Tonino perde pure a Montenero Poi ammette: ha vinto la destra

Chi lo conosce, lo evita. Eccome se lo evita. Montenero di Bisaccia, città natale di Antonio Di Pietro, volta le spalle al suo illustre concittadino. E nell’urna punisce la candidata Margherita Rosati che proprio Tonino aveva imposto litigando a morte col Pd, che alla fine se n’era andato correndo con una lista propria. Fra i due litiganti adesso gode come un pazzo Nicola Travaglini, 36enne capolista della formazione civica di centrodestra «Uniti per Montenero», vincitore della corsa elettorale a casa del leader del’Idv. Gode, Nicola, perché è diventato sindaco con il 49 per cento dei suffragi, 350 voti di scarto, un’enormità per i tremila votanti del paesello molisano. Gode perché erano venticinque anni che i socialcomunisti prima, e i dipietristi poi, costringevano lui e i suoi predecessori all’oblio dell’opposizione. Gode perché da avvocato ha fatto fuori l’ex pubblico ministero con le stimmate di Mani Pulite. Gode perché nella lista sponsorizzata da Tonino c’era il figliolo dell’ex pm, Cristiano, quello già indagato nell’inchiesta sugli appalti a Napoli, che se l’è subito presa con gli ex alleati che hanno fatto perdere la lista sponsorizzata da papà.
Gode, gode da pazzi Nicola. Ringrazia il commercialista, stringe le mani al lattaio, bacia tutti i fan che incontra e conosce per nome nella piazza del Comune. «È come se Mussolini avesse perso a Predappio» scherza, ma non troppo. «Non ci credo, ancora non ci credo. È meraviglioso». Ride di gusto.
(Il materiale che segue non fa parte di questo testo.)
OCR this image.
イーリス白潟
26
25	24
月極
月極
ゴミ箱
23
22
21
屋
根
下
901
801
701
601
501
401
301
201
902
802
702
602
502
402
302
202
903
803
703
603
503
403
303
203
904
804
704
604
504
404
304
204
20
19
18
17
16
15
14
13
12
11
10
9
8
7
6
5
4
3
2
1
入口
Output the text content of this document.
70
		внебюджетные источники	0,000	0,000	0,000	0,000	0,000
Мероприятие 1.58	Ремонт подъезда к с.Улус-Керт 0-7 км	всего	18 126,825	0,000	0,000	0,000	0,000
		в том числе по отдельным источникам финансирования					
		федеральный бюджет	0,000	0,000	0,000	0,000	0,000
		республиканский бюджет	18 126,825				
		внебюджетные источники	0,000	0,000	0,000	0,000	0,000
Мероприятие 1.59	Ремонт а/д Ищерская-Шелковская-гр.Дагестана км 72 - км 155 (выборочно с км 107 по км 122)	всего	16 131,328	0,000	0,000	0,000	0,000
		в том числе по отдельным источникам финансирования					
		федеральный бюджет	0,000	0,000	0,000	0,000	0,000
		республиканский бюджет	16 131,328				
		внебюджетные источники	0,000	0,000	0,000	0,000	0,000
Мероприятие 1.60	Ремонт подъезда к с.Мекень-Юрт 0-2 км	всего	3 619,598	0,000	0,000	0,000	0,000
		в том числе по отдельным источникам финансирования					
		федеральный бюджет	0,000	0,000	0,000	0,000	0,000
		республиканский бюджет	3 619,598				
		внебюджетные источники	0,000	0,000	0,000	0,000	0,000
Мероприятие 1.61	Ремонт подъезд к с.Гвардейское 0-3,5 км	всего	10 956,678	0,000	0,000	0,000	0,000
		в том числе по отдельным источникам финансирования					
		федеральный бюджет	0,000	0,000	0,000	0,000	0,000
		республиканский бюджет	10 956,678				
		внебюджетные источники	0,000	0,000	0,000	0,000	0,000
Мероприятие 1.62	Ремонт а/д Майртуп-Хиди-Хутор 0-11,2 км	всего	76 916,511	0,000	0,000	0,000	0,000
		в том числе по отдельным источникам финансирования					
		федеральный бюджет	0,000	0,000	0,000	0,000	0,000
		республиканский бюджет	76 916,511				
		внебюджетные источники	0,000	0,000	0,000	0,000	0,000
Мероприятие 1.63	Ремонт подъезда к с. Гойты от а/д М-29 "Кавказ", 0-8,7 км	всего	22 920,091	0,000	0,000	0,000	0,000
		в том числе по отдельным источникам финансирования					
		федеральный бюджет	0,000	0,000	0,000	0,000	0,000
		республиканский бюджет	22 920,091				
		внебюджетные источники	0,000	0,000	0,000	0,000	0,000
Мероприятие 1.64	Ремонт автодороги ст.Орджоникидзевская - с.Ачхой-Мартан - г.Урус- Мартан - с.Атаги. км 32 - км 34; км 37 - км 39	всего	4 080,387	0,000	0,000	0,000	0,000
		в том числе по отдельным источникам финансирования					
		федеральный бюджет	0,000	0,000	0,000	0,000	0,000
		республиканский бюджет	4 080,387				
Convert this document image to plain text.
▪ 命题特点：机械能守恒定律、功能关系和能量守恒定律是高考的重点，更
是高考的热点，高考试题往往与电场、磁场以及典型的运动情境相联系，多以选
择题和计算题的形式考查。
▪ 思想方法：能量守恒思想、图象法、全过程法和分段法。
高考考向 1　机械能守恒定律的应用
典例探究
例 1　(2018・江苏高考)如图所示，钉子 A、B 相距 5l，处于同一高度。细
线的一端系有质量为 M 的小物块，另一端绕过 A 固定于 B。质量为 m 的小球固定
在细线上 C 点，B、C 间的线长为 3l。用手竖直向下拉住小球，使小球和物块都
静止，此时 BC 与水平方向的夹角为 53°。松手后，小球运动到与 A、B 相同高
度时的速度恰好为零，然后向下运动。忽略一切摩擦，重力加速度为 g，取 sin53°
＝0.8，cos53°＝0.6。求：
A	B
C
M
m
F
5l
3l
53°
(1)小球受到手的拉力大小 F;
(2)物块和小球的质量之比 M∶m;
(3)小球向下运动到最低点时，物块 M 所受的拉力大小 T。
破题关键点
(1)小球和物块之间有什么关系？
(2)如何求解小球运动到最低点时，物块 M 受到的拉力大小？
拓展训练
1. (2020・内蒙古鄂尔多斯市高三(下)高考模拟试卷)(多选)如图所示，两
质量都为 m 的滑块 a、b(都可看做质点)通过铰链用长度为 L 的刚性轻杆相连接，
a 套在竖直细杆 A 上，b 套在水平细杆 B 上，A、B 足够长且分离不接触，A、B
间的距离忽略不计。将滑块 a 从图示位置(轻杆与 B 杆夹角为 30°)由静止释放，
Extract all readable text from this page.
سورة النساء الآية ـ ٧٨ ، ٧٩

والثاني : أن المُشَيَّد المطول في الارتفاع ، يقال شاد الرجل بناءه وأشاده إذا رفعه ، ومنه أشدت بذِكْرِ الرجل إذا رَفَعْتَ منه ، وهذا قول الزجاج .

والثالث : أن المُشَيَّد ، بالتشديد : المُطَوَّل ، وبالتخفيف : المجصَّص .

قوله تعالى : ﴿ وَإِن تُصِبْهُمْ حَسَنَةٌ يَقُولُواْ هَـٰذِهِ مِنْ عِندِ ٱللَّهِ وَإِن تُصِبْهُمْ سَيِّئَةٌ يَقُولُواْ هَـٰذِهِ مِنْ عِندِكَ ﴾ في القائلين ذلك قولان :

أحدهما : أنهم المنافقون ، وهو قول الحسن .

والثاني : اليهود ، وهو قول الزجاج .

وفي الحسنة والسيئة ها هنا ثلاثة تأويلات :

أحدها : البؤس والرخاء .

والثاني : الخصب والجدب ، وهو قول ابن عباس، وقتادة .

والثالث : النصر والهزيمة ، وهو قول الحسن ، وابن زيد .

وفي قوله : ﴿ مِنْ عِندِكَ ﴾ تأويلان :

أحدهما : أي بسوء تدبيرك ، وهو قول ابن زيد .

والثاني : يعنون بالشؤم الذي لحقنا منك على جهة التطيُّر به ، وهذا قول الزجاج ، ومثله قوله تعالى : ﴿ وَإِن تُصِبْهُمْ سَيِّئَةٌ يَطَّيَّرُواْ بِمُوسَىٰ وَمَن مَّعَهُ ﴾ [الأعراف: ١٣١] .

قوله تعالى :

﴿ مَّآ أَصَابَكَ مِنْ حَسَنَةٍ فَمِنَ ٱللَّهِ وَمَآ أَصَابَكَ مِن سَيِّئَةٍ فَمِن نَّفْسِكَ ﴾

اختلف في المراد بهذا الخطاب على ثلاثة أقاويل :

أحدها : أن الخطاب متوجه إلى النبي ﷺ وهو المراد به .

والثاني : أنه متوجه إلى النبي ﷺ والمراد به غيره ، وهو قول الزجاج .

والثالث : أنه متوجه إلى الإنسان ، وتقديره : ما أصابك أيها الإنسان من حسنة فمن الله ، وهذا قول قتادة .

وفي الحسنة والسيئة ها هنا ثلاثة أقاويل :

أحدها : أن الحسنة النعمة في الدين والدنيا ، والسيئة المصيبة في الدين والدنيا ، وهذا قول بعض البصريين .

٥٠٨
Non ci credeva davvero, l’aspirante sindaco di centrodestra. Perché i sondaggi casarecci lo davano sì in rimonta, ma nessuno immaginava una cosa così. E a dirla tutta, Nicola vince due volte perché Tonino ha giocato pesante. Con l’ex pm, ad esempio, ha fatto sentire il suo peso Nicola D’Ascanio, che oltre a essere presidente della Provincia di Campobasso e co-fondatore del movimento «Cantiere 2011» per le Regionali del prossimo anno, è stato sindaco di Montenero ai tempi in cui Tonino dettava legge a Milano.
Nella piazza del paese s’è visto, appollaiato sul palco, addirittura Leoluca Orlando. E altri big del gabbiano. «Lo stesso Di Pietro - gongola Travaglini - ha fatto letteralmente il matto negli ultimi giorni qui a Montenero. Ha chiesto voti porta a porta, casa per casa, regalava i suoi libri, telefonava agli amici, faceva riunioni, cene elettorali. E che dire dei suoi: si sono contraddistinti per una campagna d’odio incomprensibile, atteggiamenti al limite dello squadrismo, mentre la gente ha premiato la politica del fare contro quella delle chiacchiere». Un attivismo senza precedenti, quello di Antonio Di Pietro. Un dinamismo inquieto, però. Perché forse l’ex pm aveva capito con largo anticipo che stavolta l’aveva fatta grossa andando allo scontro col Pd locale, costringendo così cinque esponenti di centrosinistra a passare con la concorrenza.

Se a livello nazionale Di Pietro ha sportivamente ammesso la vittoria del Pdl («vincere nel Lazio o nel Piemonte non è la stessa cosa che vincere in altri posti»), altrettanto non ha fatto per la debacle in casa propria. Trattasi di batosta serissima per il tribuno di Montenero di Bisaccia. Nemo profeta in patria. Nemmeno Lui. Soprattutto Lui.